Conventional treatment options for psoriasis, such as topical corticosteroids, topical vitamin A or D analogues, systemic methotrexate (antimetabolite drug) or cyclosporine therapies and UVB phototherapy, are associated with a broadband immunosuppressive effect and/or organ toxicities, which can cause severe health problems with long term use ^[36][94]. New biological therapies have gained popularity due to increased safety and effectiveness compared to conventional therapies. These FDA-approved biological drugs include monoclonal antibodies or inhibitors against TNFα (etanercept, adalimumab and infliximab), IL12 and IL23 (Ustekinumab), IL17A (Secukinumab and Ixekizumab), IL17 receptor A (Brodalumab) and IL23 (Guselkumab, Tildrakizumab, and Risankizumab) ^[37][47]. In general, the majority of these psoriasis therapies have been reported to reduce KRT17 expression in keratinocytes ^[26][52], suggesting that KRT17 may be critical to psoriasis pathogenesis, and therefore a potential target for therapy. Indeed, knock downing of KRT17 by KRT17-specific antisense oligonucleotides or siRNA inhibits proliferation in keratinocytes in vitro and it is effective in reducing epidermal hyperplasia and inflammatory cell infiltration on transplanted psoriatic tissue in a mouse model ^[38][71]. Together, KRT17 holds great potential as a new target for the treatment of psoriasis in the future.

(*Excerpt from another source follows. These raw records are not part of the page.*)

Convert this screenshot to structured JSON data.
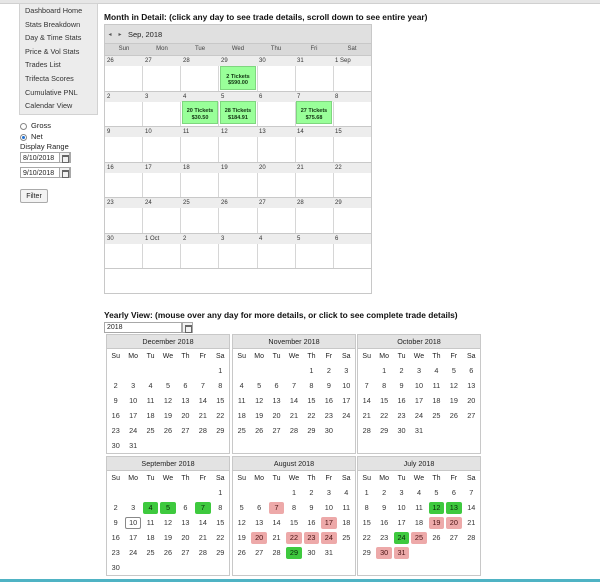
{
  "nav": {
    "items": [
      "Dashboard Home",
      "Stats Breakdown",
      "Day & Time Stats",
      "Price & Vol Stats",
      "Trades List",
      "Trifecta Scores",
      "Cumulative PNL",
      "Calendar View"
    ]
  },
  "options": {
    "gross_label": "Gross",
    "net_label": "Net",
    "selected": "Net"
  },
  "range": {
    "label": "Display Range",
    "from": "8/10/2018",
    "to": "9/10/2018"
  },
  "filter_label": "Filter",
  "month_detail": {
    "section_title": "Month in Detail: (click any day to see trade details, scroll down to see entire year)",
    "nav_prev": "◂",
    "nav_next": "▸",
    "title": "Sep, 2018",
    "dow": [
      "Sun",
      "Mon",
      "Tue",
      "Wed",
      "Thu",
      "Fri",
      "Sat"
    ],
    "weeks": [
      [
        "26",
        "27",
        "28",
        "29",
        "30",
        "31",
        "1 Sep"
      ],
      [
        "2",
        "3",
        "4",
        "5",
        "6",
        "7",
        "8"
      ],
      [
        "9",
        "10",
        "11",
        "12",
        "13",
        "14",
        "15"
      ],
      [
        "16",
        "17",
        "18",
        "19",
        "20",
        "21",
        "22"
      ],
      [
        "23",
        "24",
        "25",
        "26",
        "27",
        "28",
        "29"
      ],
      [
        "30",
        "1 Oct",
        "2",
        "3",
        "4",
        "5",
        "6"
      ]
    ],
    "events": [
      {
        "week": 0,
        "dow": 3,
        "tickets": "2 Tickets",
        "amount": "$590.00"
      },
      {
        "week": 1,
        "dow": 2,
        "tickets": "20 Tickets",
        "amount": "$30.50"
      },
      {
        "week": 1,
        "dow": 3,
        "tickets": "28 Tickets",
        "amount": "$184.91"
      },
      {
        "week": 1,
        "dow": 5,
        "tickets": "27 Tickets",
        "amount": "$75.68"
      }
    ]
  },
  "yearly": {
    "section_title": "Yearly View: (mouse over any day for more details, or click to see complete trade details)",
    "year": "2018",
    "dow": [
      "Su",
      "Mo",
      "Tu",
      "We",
      "Th",
      "Fr",
      "Sa"
    ],
    "months": [
      {
        "name": "December 2018",
        "start": 6,
        "days": 31,
        "win": [],
        "loss": []
      },
      {
        "name": "November 2018",
        "start": 4,
        "days": 30,
        "win": [],
        "loss": []
      },
      {
        "name": "October 2018",
        "start": 1,
        "days": 31,
        "win": [],
        "loss": []
      },
      {
        "name": "September 2018",
        "start": 6,
        "days": 30,
        "win": [
          4,
          5,
          7
        ],
        "loss": [],
        "today": 10
      },
      {
        "name": "August 2018",
        "start": 3,
        "days": 31,
        "win": [
          29
        ],
        "loss": [
          7,
          17,
          20,
          22,
          23,
          24
        ]
      },
      {
        "name": "July 2018",
        "start": 0,
        "days": 31,
        "win": [
          12,
          13,
          24
        ],
        "loss": [
          19,
          20,
          25,
          30,
          31
        ]
      }
    ]
  },
  "colors": {
    "win": "#3ec93e",
    "loss": "#eda9a9",
    "event": "#99ff99"
  }
}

Pachyonychia congenita (thick nails, plantar keratoderma), a rare keratinizing, autosomal dominant inherited skin disorder, is caused by mutations in KRT6, 16 and 17 genes ^[1][7]. In clinical trials, KRT6a N171K mutant siRNA, which specifically and potently targets the mutant mRNA without affecting wildtype KRT6a mRNA, has been shown to have clinical efficacy in treating pachyonychia congenita ^[39][95]. The development of keratin mutant allele-specific interventions holds great potential not only for treating pachyonychia congenita, but also for treating other inflammatory skin disorders caused by autosomal mutations in keratin genes.